Jasa audit forensik adalah layanan khusus yang menggabungkan keahlian akuntansi, audit, dan investigasi untuk mengidentifikasi, mengumpulkan, menganalisis, dan melaporkan bukti-bukti yang terkait dengan dugaan atau fakta kecurangan (fraud) atau kejahatan keuangan lainnya, yang hasilnya dimaksudkan untuk digunakan dalam proses hukum atau litigasi.
Ini berbeda dengan audit umum yang bertujuan memberikan opini atas kewajaran laporan keuangan.
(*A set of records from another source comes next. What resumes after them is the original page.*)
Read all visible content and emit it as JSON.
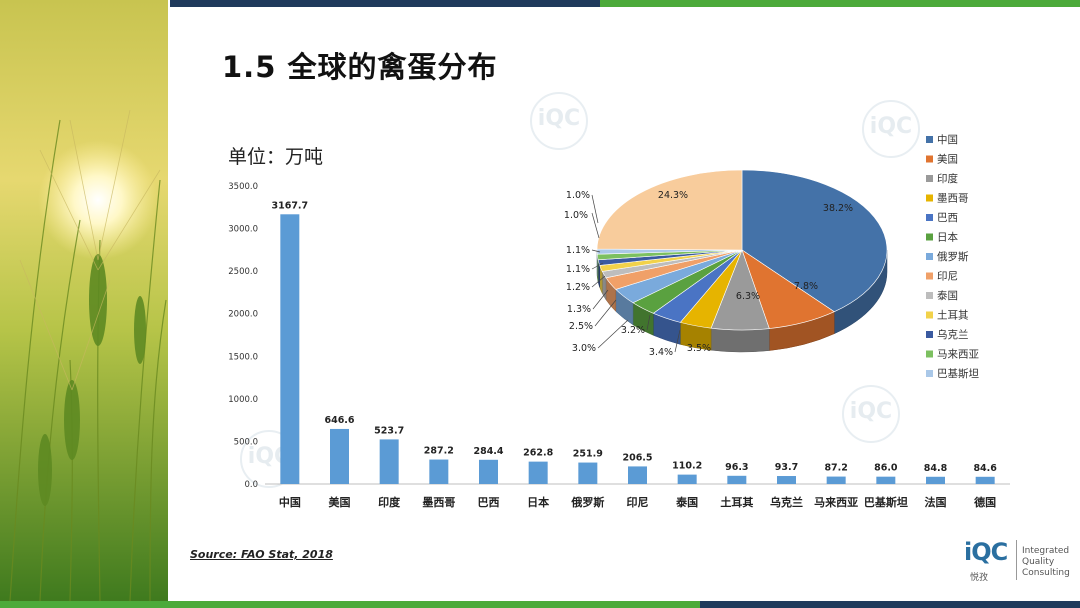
{
  "slide": {
    "title": "1.5 全球的禽蛋分布",
    "unit_label": "单位：万吨",
    "source": "Source: FAO Stat, 2018",
    "logo": {
      "cn": "悦孜",
      "en_lines": [
        "Integrated",
        "Quality",
        "Consulting"
      ]
    }
  },
  "colors": {
    "bar": "#5b9bd5",
    "top_bar_navy": "#1f3a5c",
    "top_bar_green": "#4caa3a"
  },
  "chart_data": [
    {
      "type": "bar",
      "title": "",
      "xlabel": "",
      "ylabel": "",
      "categories": [
        "中国",
        "美国",
        "印度",
        "墨西哥",
        "巴西",
        "日本",
        "俄罗斯",
        "印尼",
        "泰国",
        "土耳其",
        "乌克兰",
        "马来西亚",
        "巴基斯坦",
        "法国",
        "德国"
      ],
      "values": [
        3167.7,
        646.6,
        523.7,
        287.2,
        284.4,
        262.8,
        251.9,
        206.5,
        110.2,
        96.3,
        93.7,
        87.2,
        86.0,
        84.8,
        84.6
      ],
      "value_labels": [
        "3167.7",
        "646.6",
        "523.7",
        "287.2",
        "284.4",
        "262.8",
        "251.9",
        "206.5",
        "110.2",
        "96.3",
        "93.7",
        "87.2",
        "86.0",
        "84.8",
        "84.6"
      ],
      "ylim": [
        0,
        3500
      ],
      "yticks": [
        "0.0",
        "500.0",
        "1000.0",
        "1500.0",
        "2000.0",
        "2500.0",
        "3000.0",
        "3500.0"
      ],
      "grid": false
    },
    {
      "type": "pie",
      "title": "",
      "style": "3d",
      "legend_position": "right",
      "labels": [
        "中国",
        "美国",
        "印度",
        "墨西哥",
        "巴西",
        "日本",
        "俄罗斯",
        "印尼",
        "泰国",
        "土耳其",
        "乌克兰",
        "马来西亚",
        "巴基斯坦",
        ""
      ],
      "values": [
        38.2,
        7.8,
        6.3,
        3.5,
        3.4,
        3.0,
        3.2,
        2.5,
        1.3,
        1.2,
        1.1,
        1.1,
        1.0,
        24.3
      ],
      "value_labels": [
        "38.2%",
        "7.8%",
        "6.3%",
        "3.5%",
        "3.4%",
        "3.0%",
        "3.2%",
        "2.5%",
        "1.3%",
        "1.2%",
        "1.1%",
        "1.1%",
        "1.0%",
        "24.3%"
      ],
      "extra_label": "1.0%",
      "colors": [
        "#4472a8",
        "#e07430",
        "#9a9a9a",
        "#e6b400",
        "#4a74c4",
        "#5aa140",
        "#7aaadc",
        "#f0a068",
        "#bdbdbd",
        "#f2d24a",
        "#3a5aa0",
        "#7cc060",
        "#aac8e8",
        "#f8cc9c"
      ]
    }
  ]
}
Audit forensik berfokus pada pencarian bukti dan bersifat adversial (terkait dengan perseteruan hukum).

Tujuan Utama Jasa Audit Forensik
Layanan ini memiliki beberapa tujuan krusial:
  • Deteksi dan Investigasi Kecurangan: Mengidentifikasi secara spesifik jenis kecurangan yang terjadi, skema pelaksanaannya, jangka waktu, dan pihak yang bertanggung jawab.
  • Pengumpulan Bukti Hukum: Mengumpulkan dan mengelola bukti-bukti (dokumen, data digital, wawancara) dengan cara yang sah dan dapat diterima di pengadilan.
  • Perhitungan Kerugian: Menghitung secara akurat besarnya kerugian finansial yang diderita akibat kecurangan tersebut.
  • Dukungan Litigasi: Memberikan kesaksian ahli di pengadilan untuk menjelaskan temuan audit dan metodologi yang digunakan.
  • Rekomendasi Pencegahan: Menyarankan perbaikan pada pengendalian internal perusahaan untuk mencegah kecurangan serupa terjadi di masa mendatang.
Klasifikasi Utama Layanan Audit Forensik
Secara umum, jasa audit forensik dapat dibagi menjadi dua kategori utama, meskipun seringkali tumpang tindih:

1. Jasa Penyelidikan (Investigative Services)
Ini adalah bagian yang paling sering diidentifikasi dengan audit forensik, di mana tujuannya adalah untuk mengungkap kebenaran di balik kecurigaan.
  • Deteksi Kecurangan: Melakukan analisis data keuangan (seperti transactional analysis dan data mining) untuk mengidentifikasi anomali, pola transaksi mencurigakan, atau ketidakwajaran.
  • Audit Investigatif: Melakukan pemeriksaan yang lebih mendalam dan terarah pada penyimpangan keuangan, seperti kasus suap, korupsi, penyalahgunaan aset, atau manipulasi laporan keuangan.
  • Forensik Digital: Menginvestigasi dan memulihkan data dari perangkat elektronik (komputer, smartphone, server) untuk menemukan bukti kejahatan siber atau jejak kecurangan digital.
2. Jasa Litigasi (Litigation Support Services)
Layanan ini berfokus pada dukungan terhadap proses hukum setelah kecurangan teridentifikasi.
  • Akuntansi Forensik: Menerapkan prinsip akuntansi untuk masalah hukum, termasuk sengketa bisnis, perhitungan klaim asuransi, sengketa pemegang saham, dan perhitungan kerugian ekonomi.
  • Pengumpulan dan Pengelolaan Bukti: Memastikan rantai pengamanan bukti (chain of custody) digital dan fisik terjaga agar bukti valid di pengadilan.
  • Kesaksian Ahli (Expert Witness): Akuntan forensik bersertifikat dapat memberikan pendapat profesional dan tidak memihak di hadapan penyidik atau hakim untuk menjelaskan temuan dan dampak finansial kecurangan.
  • Pendampingan Hukum: Mendukung tim hukum klien dalam analisis kasus dan penyusunan dokumen hukum terkait aspek keuangan.